Existe una relación directa entre combate a la corrupción y transparencia, pero no son sinónimos. La transparencia es un ingrediente para identificar actos de corrupción, pero los órganos garantes de este derecho de derechos -porque satisface el derecho a saber, previsto en el artículo 6 constitucional, y permite ejercer los otros derechos que establecen la Constitución federal y las particularidades de los estados- no fueron concebidos para combatir directamente los actos de corrupción. Para ello están la Función Pública, en el ámbito del Ejecutivo federal, el TFJA y las fiscalías especializadas de la FGR y sus equivalentes, en los estados. Ha habido casos de corrupción en el INAI y hay que combatirlos y minimizar su reproducción e incluso mejorar su diseño normativo, pero no desaparecer estas instituciones, sin considerar también el tema de la protección de datos personales que requiere una mayor atención día con día con el avance de las nuevas tecnologías.
En ese sentido, las comisionadas Julieta del Río y Blanca Lilia Ibarra ya han hecho públicas esas consideraciones autocríticas. En la circunstancia actual dejar las leyes de transparencia a la buena voluntad de que la cumplan los gobernantes lo único que va a asegurar es aumentar la opacidad y hacer que la transparencia se convierta en una herramienta para quien tenga las posibilidades de poder llevar casos concretos a los tribunales, justo lo que se quería combatir con los órganos garantes: que fuera rápido y amigable el ejercicio de este macroderecho.

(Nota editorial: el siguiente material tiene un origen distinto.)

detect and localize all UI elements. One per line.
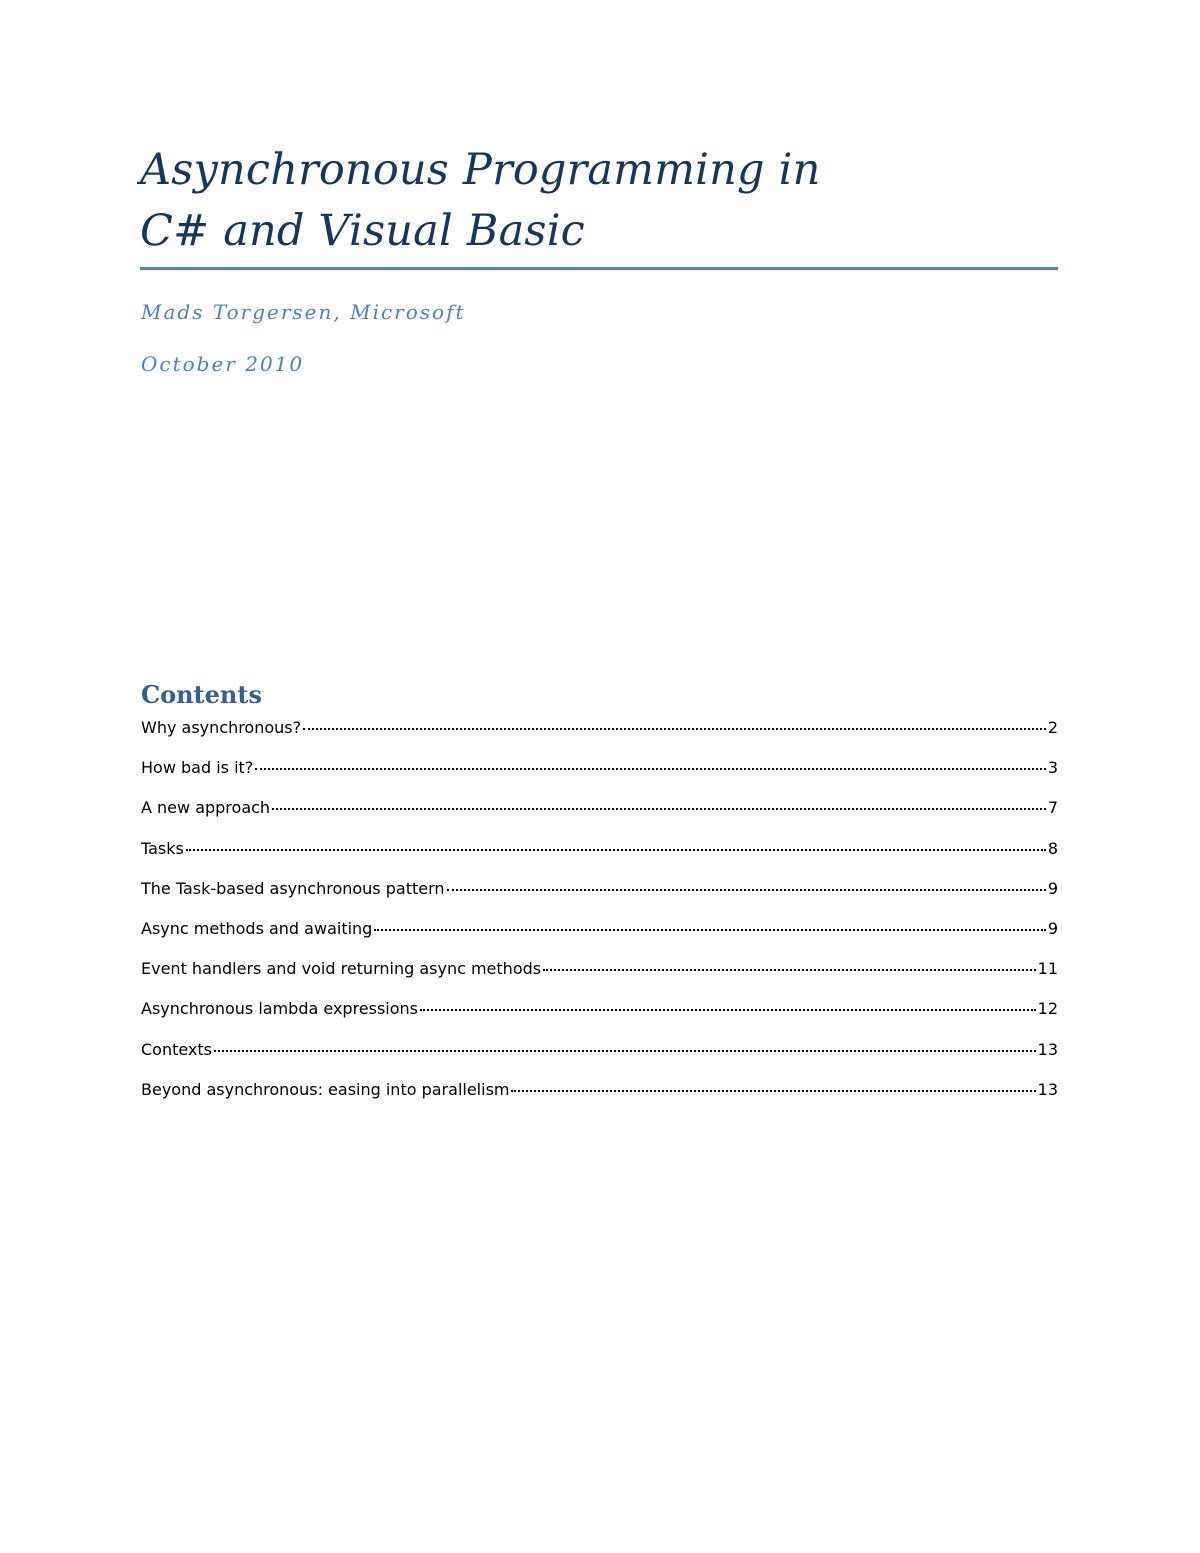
toc-entry-text: Contexts [141, 1039, 213, 1059]
toc-entry[interactable] [141, 999, 1058, 1039]
toc-leader-dots [272, 808, 1046, 810]
toc-entry[interactable] [141, 718, 1058, 758]
toc-leader-dots [186, 849, 1046, 851]
table-of-contents [141, 718, 1058, 1120]
document-title [140, 140, 1058, 262]
title-line-2: C# and Visual Basic [140, 206, 585, 256]
toc-entry-page: 7 [1047, 798, 1058, 818]
title-line-1: Asynchronous Programming in [140, 145, 821, 195]
toc-entry[interactable] [141, 798, 1058, 838]
toc-entry-text: The Task-based asynchronous pattern [141, 878, 445, 898]
toc-entry-text: Tasks [141, 838, 184, 858]
toc-leader-dots [303, 728, 1046, 730]
toc-entry-text: Async methods and awaiting [141, 918, 373, 938]
author-line: Mads Torgersen, Microsoft [141, 300, 466, 324]
toc-leader-dots [447, 889, 1046, 891]
toc-entry[interactable] [141, 758, 1058, 798]
toc-leader-dots [214, 1050, 1036, 1052]
title-divider [140, 267, 1058, 270]
toc-leader-dots [255, 768, 1046, 770]
toc-entry[interactable] [141, 959, 1058, 999]
toc-entry-text: Event handlers and void returning async methods [141, 959, 542, 979]
toc-entry-text: A new approach [141, 798, 271, 818]
toc-entry-page: 13 [1037, 1039, 1058, 1059]
toc-leader-dots [374, 929, 1045, 931]
toc-entry-page: 12 [1037, 999, 1058, 1019]
toc-entry-page: 3 [1047, 758, 1058, 778]
toc-entry[interactable] [141, 839, 1058, 879]
toc-leader-dots [543, 969, 1036, 971]
toc-entry-page: 8 [1047, 838, 1058, 858]
toc-entry-page: 9 [1047, 918, 1058, 938]
contents-heading: Contents [141, 680, 262, 709]
toc-entry-text: Why asynchronous? [141, 718, 302, 737]
toc-entry[interactable] [141, 1040, 1058, 1080]
toc-entry[interactable] [141, 879, 1058, 919]
toc-entry-text: How bad is it? [141, 758, 254, 778]
toc-leader-dots [511, 1090, 1035, 1092]
toc-entry-page: 2 [1047, 718, 1058, 737]
toc-entry-page: 13 [1037, 1079, 1058, 1099]
date-line: October 2010 [141, 352, 305, 376]
toc-entry-page: 11 [1037, 959, 1058, 979]
toc-entry-page: 9 [1047, 878, 1058, 898]
toc-entry-text: Beyond asynchronous: easing into parallelism [141, 1079, 510, 1099]
toc-entry[interactable] [141, 1080, 1058, 1120]
toc-entry-text: Asynchronous lambda expressions [141, 999, 419, 1019]
toc-entry[interactable] [141, 919, 1058, 959]
toc-leader-dots [420, 1009, 1036, 1011]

Tercero, la idea de la “Agencia Federal Anticorrupción”, suponiendo que tuviera sentido esa propuesta, podría ser asumida por la Auditoría Superior de la Federación otorgándole mayores atribuciones a las que actualmente tiene.
El problema de origen de la Secretaría de la Función Pública es que el poder no se puede vigilar a sí mismo. Esta crítica la he hecho en otras oportunidades en estas páginas. De esta suerte, no dudo de la legítima preocupación de la candidata Claudia Sheinbaum para combatir la corrupción, pero la reforma institucional y constitucional que ha hecho pública no puede sujetarse a la honestidad personal de un gobernante, sino a que su diseño normativo trascienda la persona y se convierta en una agencia de Estado.

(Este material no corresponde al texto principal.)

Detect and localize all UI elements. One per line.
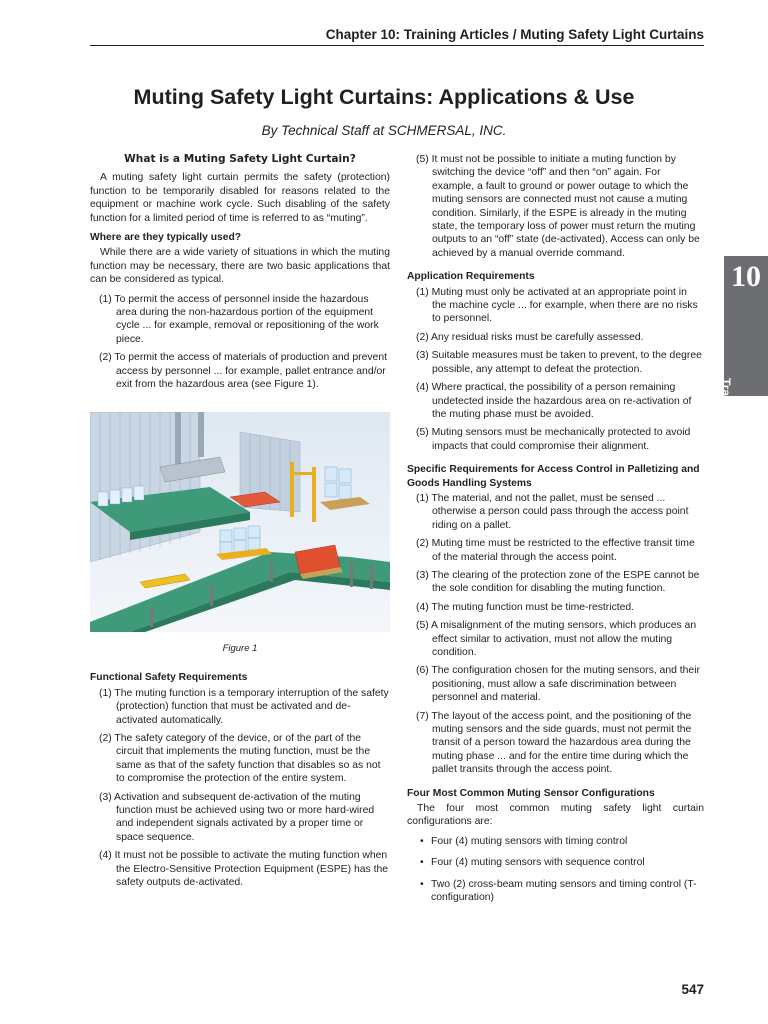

Por ello, sería un gran paso si las atribuciones de combate a la corrupción de la Función Pública pasaran a formar parte de la Auditoría Superior de la Federación, que depende, como se sabe, de la Cámara de Diputados y a la cual se le debería blindar jurídicamente otorgándole mayor independencia en el ejercicio de sus funciones que tradicionalmente han sido afectadas por la política. Éste sí sería un gran paso para bien del país.